Buffett stated that he only paid 19% of his income for 2006 ($48.1 million) in total federal taxes (due to them being from dividends & capital gains), while his employees paid 33% of theirs, despite making much less money.[106] On the other hand in 2008 Berkshire Hathaway paid $1.9 billion in federal corporate income taxes on $7.5 billion in earnings (more than 26% in federal taxes alone).[107] Buffett favors the inheritance tax, saying that repealing it would be like "choosing the 2020 Olympic team by picking the eldest sons of the gold-medal winners in the 2000 Olympics".[108] In 2007, Buffett testified before the Senate and urged them to preserve the estate tax so as to avoid a plutocracy.[109] Some critics have argued that Buffett (through Berkshire Hathaway) has a personal interest in the continuation of the estate tax, since Berkshire Hathaway has benefited from the estate tax in past business dealings and had developed and marketed insurance policies to protect policy holders against future estate tax payments.[110]

Buffett believes government should not be in the business of gambling, or legalizing casinos, calling it a tax on ignorance.[111]
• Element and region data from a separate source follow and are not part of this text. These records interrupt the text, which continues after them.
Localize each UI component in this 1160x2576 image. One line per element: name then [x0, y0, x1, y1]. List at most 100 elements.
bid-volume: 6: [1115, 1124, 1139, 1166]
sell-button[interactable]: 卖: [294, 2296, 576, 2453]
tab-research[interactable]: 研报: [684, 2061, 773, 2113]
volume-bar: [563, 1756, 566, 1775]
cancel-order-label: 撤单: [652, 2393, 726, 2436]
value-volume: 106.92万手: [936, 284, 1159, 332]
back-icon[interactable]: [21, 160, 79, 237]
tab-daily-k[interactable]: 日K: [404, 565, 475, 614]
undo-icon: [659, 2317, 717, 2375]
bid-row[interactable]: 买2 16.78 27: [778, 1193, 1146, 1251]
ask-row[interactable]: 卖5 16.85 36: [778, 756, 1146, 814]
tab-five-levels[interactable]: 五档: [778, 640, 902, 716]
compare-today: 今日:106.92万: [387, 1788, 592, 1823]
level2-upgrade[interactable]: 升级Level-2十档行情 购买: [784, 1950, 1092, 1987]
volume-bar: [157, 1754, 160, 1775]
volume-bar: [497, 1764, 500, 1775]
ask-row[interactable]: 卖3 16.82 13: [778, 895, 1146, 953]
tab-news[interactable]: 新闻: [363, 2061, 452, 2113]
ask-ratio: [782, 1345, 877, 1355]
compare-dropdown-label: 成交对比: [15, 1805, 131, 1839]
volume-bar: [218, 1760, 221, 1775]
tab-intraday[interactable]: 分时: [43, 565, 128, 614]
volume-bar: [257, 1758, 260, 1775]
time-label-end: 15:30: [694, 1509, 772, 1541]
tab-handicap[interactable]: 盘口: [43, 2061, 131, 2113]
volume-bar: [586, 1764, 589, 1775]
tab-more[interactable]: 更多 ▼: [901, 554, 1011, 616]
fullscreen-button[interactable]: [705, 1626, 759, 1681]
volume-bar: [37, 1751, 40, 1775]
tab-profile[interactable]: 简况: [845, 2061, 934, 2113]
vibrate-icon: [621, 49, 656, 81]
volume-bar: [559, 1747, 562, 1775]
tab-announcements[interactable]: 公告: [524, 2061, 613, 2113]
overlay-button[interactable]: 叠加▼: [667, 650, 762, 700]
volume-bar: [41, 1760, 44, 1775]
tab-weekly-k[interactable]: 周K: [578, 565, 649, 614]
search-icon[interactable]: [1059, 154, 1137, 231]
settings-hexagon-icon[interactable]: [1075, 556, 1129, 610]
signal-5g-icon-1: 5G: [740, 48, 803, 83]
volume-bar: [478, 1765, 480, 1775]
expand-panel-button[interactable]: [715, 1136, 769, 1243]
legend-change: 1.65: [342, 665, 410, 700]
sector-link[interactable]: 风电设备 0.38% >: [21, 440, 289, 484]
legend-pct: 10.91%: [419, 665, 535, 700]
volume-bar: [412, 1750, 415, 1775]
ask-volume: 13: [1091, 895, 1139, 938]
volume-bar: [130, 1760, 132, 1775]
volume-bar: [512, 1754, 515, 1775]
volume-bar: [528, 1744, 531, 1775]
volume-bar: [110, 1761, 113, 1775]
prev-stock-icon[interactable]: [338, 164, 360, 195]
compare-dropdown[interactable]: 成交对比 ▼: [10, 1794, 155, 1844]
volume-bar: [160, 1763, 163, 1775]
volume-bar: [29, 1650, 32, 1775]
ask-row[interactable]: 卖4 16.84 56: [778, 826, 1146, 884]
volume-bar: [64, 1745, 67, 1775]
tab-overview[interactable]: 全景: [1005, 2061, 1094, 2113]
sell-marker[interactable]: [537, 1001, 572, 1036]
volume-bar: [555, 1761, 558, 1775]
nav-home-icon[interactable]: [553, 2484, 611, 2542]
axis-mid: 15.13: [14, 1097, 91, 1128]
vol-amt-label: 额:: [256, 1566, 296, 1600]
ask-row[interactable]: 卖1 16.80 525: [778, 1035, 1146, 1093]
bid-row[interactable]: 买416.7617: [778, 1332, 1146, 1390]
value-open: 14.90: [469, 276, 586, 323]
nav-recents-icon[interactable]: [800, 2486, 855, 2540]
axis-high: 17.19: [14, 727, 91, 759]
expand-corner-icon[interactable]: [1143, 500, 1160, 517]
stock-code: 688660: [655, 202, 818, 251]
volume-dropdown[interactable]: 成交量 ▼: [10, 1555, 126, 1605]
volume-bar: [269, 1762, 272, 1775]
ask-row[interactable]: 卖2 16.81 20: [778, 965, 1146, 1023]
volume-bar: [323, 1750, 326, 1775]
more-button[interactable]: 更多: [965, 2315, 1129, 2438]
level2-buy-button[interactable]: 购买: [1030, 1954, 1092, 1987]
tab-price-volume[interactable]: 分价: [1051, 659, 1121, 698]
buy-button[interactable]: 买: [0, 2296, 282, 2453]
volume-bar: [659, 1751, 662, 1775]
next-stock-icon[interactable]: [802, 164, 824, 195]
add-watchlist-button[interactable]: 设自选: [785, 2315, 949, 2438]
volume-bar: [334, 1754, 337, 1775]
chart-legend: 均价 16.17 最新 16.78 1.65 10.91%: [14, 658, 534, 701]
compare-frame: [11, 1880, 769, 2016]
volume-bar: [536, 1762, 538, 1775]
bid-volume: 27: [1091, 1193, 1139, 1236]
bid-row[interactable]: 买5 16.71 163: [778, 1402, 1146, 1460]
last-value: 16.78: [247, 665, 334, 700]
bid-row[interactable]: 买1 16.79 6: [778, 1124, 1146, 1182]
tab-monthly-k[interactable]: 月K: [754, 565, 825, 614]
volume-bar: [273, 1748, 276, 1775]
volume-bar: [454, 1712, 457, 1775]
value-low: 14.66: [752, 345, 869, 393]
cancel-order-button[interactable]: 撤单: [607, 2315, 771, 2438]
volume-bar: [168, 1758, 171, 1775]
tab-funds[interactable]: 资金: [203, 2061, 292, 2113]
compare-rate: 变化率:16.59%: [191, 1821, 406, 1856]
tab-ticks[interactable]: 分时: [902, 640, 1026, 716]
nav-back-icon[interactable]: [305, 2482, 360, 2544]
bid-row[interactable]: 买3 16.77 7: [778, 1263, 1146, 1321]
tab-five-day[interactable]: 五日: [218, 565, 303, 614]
[edit] Expensing of stock options

He has been a strong proponent of stock option expensing, on the Income Statement. At the 2004 annual meeting, he lambasted a bill before the United States Congress that would consider only some company-issued stock options compensation as an expense, likening the bill to one once passed by the Indiana House of Representatives that 'changed' Pi from 3.14159 to 3.2 .[112]

When a company gives something of value to its employees in return for their services, it is clearly a compensation expense. And if expenses don't belong in the earnings statement, where in the world do they belong?[113]

[edit] Investment in China

Buffett invested in PetroChina Company Limited and in a rare move, posted a commentary[114] on Berkshire Hathaway's website stating why he would not divest from the company despite calls from some activists to do so, due to its connection with the Sudanese genocide that caused Harvard to divest from the company in 2005. He did, however, sell this stake soon afterwards, sparing him the billions of dollars he would have lost had he held on to the company in the midst of the steep drop in oil prices beginning in the summer of 2008.

In October 2008, Buffett invested in new energy automobile business by paying $230 million for 10% of BYD Company(SEHK: 1211), which runs a subsidiary of electric automobile manufacturer BYD Auto. In less than one year, the investment has reaped him over 500% return of profit[115].